Andrew Thorburn was the CEO of the Essendon Football Club for about one day. Before that he was the CEO at the Bank of New Zealand and the National Australia Bank – two of the most important jobs in Australian business.
Sadly though, Thorburn had to resign from his new role at Essendon in what I think are some of the most outrageous circumstances in recent times.
It all started in 2013, nearly one decade ago, when a pastor preached things that not everyone agrees with, but nonetheless on principles central to the Christian faith and embedded firmly in the Bible.
Mr Thorburn became a member of this church in 2014 and Chairman in 2018. It is this association, and especially in relation to a sermon preached before Mr Thorburn joined the church, that led to his resignation.
Outrageously, Essendon made Mr Thorburn choose between his role as Chairman of the church and his new job as CEO of the Essendon Football Club, the club he has supported since boyhood, and upon the announcement, he stated that it was “one of the proudest moments of my life”.

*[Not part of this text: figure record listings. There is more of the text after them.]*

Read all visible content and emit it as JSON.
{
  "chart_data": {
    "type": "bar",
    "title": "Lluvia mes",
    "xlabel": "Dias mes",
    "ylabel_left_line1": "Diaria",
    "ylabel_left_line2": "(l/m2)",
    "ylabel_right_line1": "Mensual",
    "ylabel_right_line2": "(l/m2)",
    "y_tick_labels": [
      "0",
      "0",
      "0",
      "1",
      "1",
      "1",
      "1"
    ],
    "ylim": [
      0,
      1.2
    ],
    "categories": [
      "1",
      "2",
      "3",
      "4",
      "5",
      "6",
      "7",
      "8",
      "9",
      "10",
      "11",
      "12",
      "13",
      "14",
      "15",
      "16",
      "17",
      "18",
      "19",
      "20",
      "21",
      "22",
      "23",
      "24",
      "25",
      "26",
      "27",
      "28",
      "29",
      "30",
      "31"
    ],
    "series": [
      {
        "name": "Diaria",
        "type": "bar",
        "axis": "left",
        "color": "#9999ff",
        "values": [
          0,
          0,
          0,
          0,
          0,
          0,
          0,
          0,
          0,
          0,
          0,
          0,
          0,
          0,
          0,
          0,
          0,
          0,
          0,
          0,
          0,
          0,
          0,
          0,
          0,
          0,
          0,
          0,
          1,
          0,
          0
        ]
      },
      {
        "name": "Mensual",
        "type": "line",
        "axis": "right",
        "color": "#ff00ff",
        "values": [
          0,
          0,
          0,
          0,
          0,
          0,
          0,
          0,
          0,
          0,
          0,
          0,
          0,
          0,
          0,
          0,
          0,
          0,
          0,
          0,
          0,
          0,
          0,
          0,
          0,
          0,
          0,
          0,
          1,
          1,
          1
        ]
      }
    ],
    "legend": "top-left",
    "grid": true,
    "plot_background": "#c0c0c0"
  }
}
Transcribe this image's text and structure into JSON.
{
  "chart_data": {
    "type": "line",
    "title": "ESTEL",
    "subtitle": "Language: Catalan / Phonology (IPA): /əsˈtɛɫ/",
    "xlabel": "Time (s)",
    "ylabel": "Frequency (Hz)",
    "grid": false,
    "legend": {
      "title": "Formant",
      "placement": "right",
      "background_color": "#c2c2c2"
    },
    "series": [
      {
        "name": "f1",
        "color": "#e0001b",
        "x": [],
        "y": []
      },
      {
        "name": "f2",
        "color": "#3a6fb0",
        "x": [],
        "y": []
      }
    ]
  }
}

The beliefs and principles that the church group and Mr Thorburn hold have been tolerated in our inclusive community up until now, and are shared by a number of other faiths, including Islam to name but one.
And, while Mr Thorburn’s appointment apparently highly offended some people, the same rage (from people like Dan Andrews) was not expressed when it was reported that an AFLW player chose to not partake in the recent Pride Round.
So to be clear: Thorburn did not deliver the sermon, he wasn’t even a member at the church when it was preached, and he has made clear he doesn’t “always agree with what’s said” there. Yet he was, in effect, forced out of his job because the Essendon Board didn’t agree with what was said and, fundamentally, his faith.
While we, as Australians, have long respected each other’s differences, noting one size does not fit everyone, it now appears that if you don’t fit into many people’s ideals, ideals that are increasingly anti-Christian – you go.
This is a very dangerous precedent, one that flies in the face of what it means to be an Australian in our pluralistic society that is meant to be inclusive and tolerant.
It is on this dangerous precedent I was drawn back to a story I was told and one that I repeated in my first speech to the Senate six years ago. That was the story of Fran Mirakaj, who was executed by the communist dictatorship in Albania because he refused to renounce his Christian faith.
Mirakaj could have kept his life if he had, at gunpoint, chosen to deny his belief in Jesus Christ. He chose not to, and he was killed.
Thankfully there are gulfs between Thorburn’s experience and Mirakaj’s death, but the principle remains the same. Where do we draw the line at allowing people to freely observe their beliefs before it starts to impact on whether they can keep their jobs?
To allow another to hold or practise their beliefs, you don’t need to share them. But respecting that they and others hold such beliefs is an important part of what makes our country great, or at least it used to.
Thankfully, in 2022 it is wrong to fire someone because of their skin colour, their sexual orientation or their gender. The same should apply to one’s faith – but we now have evidence that it does not.
And in case you’re wondering – while I am a Christian myself, I would be writing exactly the same way if a person from any religious denomination had been fired from being CEO of Essendon because of their faith.
What Essendon has done to Thorburn and to Christians across the country is wrong, it is shameful, and it is unAustralian.